Dalam ayat ini, Paulus menjelaskan bahwa sistem rohani yang membentuk tingkah laku manusia diluar Kristus merupakan wujud ketaatan dari orang-orang yang berada di dalamnya kepada penguasa kerajaan angkasa, yaitu roh-roh yang sedang bekerja (tondi-tondi ni portibi on) di antara orang-orang durhaka. Seseorang yang menjalani hidup dalam salah satu bentuk jalan dunia, berarti telah mentaati Iblis dan roh-roh jahat (penguasa-penguasa angkasa), baik disadarinya maupun tidak disadarinya.
Contoh seorang yang memiliki pola hidup materialistis adalah seorang yang mentaati roh-roh jahat yang mengilhamikan pola hidup materialis. Sebagian orang menyebutnya “roh materialis”. Roh materialisme ini memasukkan berbagai pikiran dan gagasan hidup materialis ke dalam pikiran manusia. Pada saat seseorang mengikuti segala pemikiran itu, maka dia telah melakukan keinginan roh jahat tersebut.

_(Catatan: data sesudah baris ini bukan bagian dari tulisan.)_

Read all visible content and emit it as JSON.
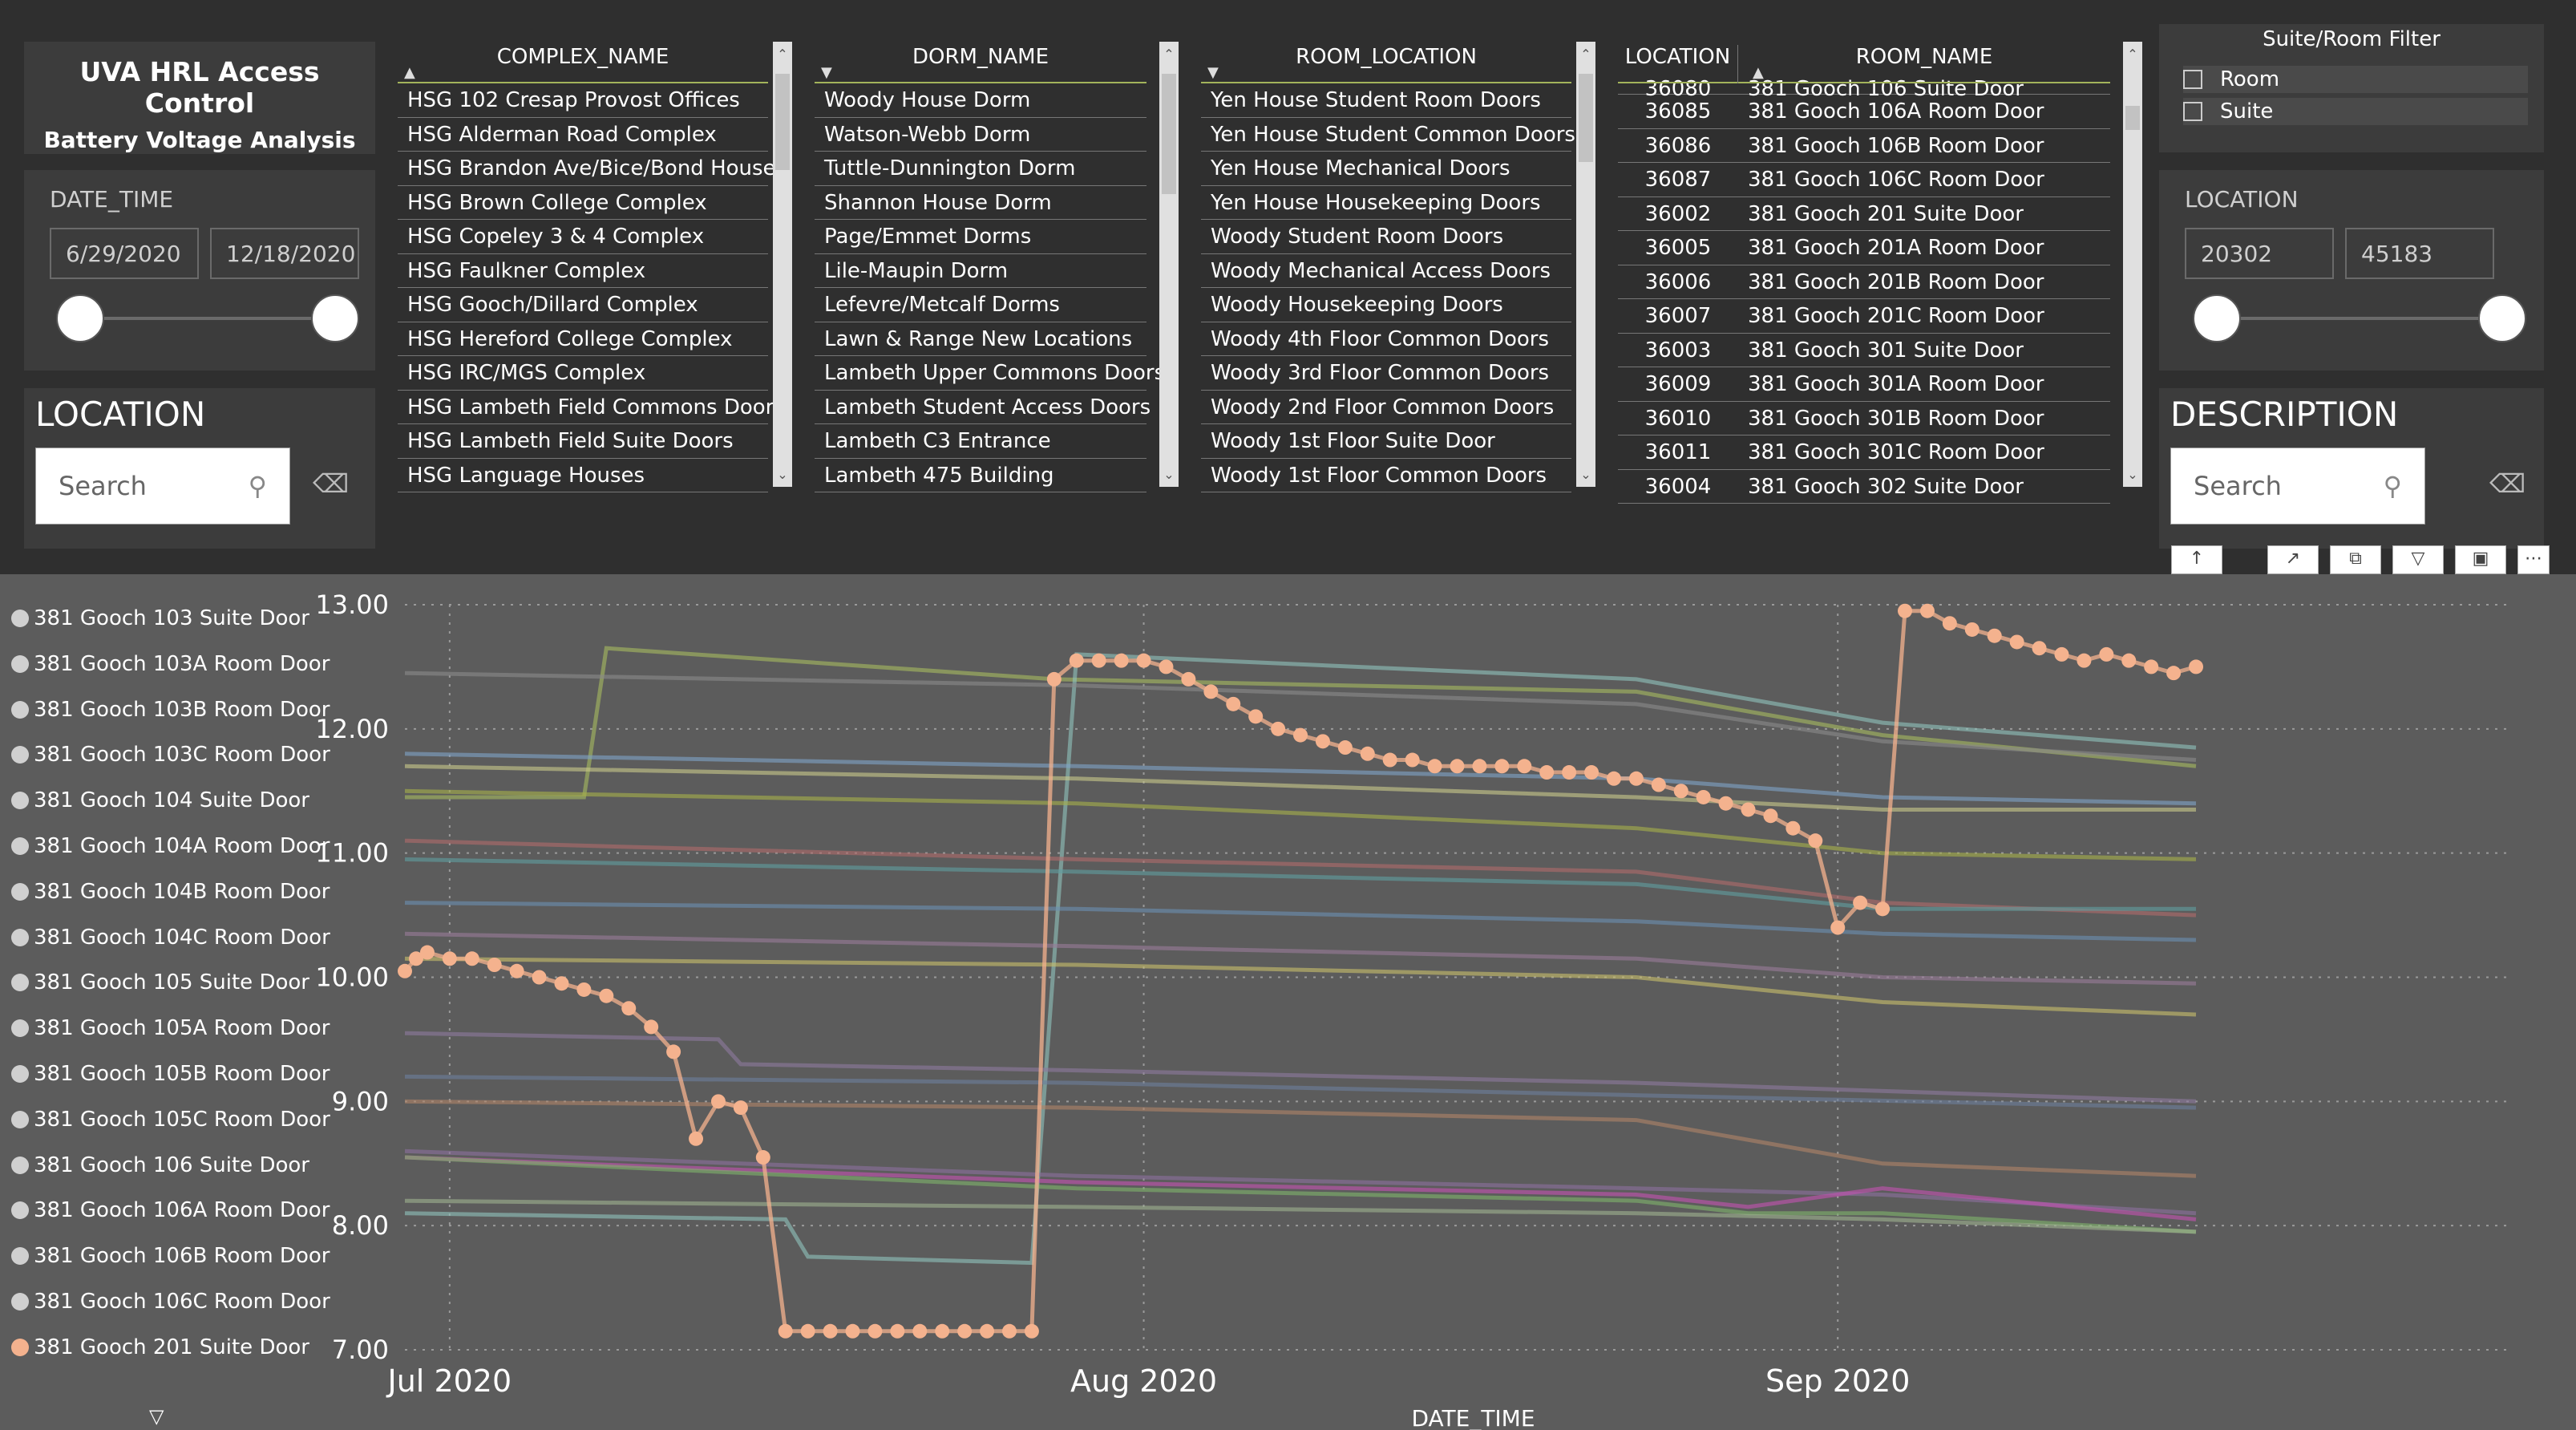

Demikian juga dengan upacara adat batak. Berbagai upacara adat Batak merupakan jalan hidup (jalan dunia) , yang diilhamkan dan diajarkan oleh malaikat Iblis (Mulajadi Nabolon) kepada leluhur orang Batak, si Raja Batak. Si Raja Batak telah mati, namun ajaran agama Batak (adat Batak) dan malaikat iblis yang mengilhamkannya masih hidup dan terus bekerja sampai sekarang. Roh-roh jahat ini masih terus giat berusaha agar seluruh generasi Batak selalu mengikuti adat tersebut. Karena itu, keterlibatan seseorang dalam upacara adat Batak, merupakan wujud ketaatannya kepada malaikat iblis. Sehingga adat Batak merupakan kuburan rohani, tempat disemayamkannya ribuan atau mungkin jutaan “mayat-mayat” dari orang-orang Batak yang hidup di dalamnya.
Jalan dunia merupakan perhambaan manusia kepada iblis dan roh-roh jahat. Inilah fakta rohani yang dikemukan oleh Firman Tuhan. Iblis menyadari bahwa sangat sulit baginya untuk membuat seluruh orang-orang Kristen Batak untuk tidak mengaku percaya kepada Tuhan Yesus. Salah satu peluang yang masih dimilikinya adalah melumpuhkan kekuatan rohani manusia, dengan cara mengikatkan kembali
hati orang Batak kepada upacara agama leluhur Batak. Dengan melakukan berbagai upacara itu, maka orang yang terlibat di dalamnya telah melakukan keinginan si iblis. Inilah perhambaan rohani yang dilakukan iblis melalui budaya.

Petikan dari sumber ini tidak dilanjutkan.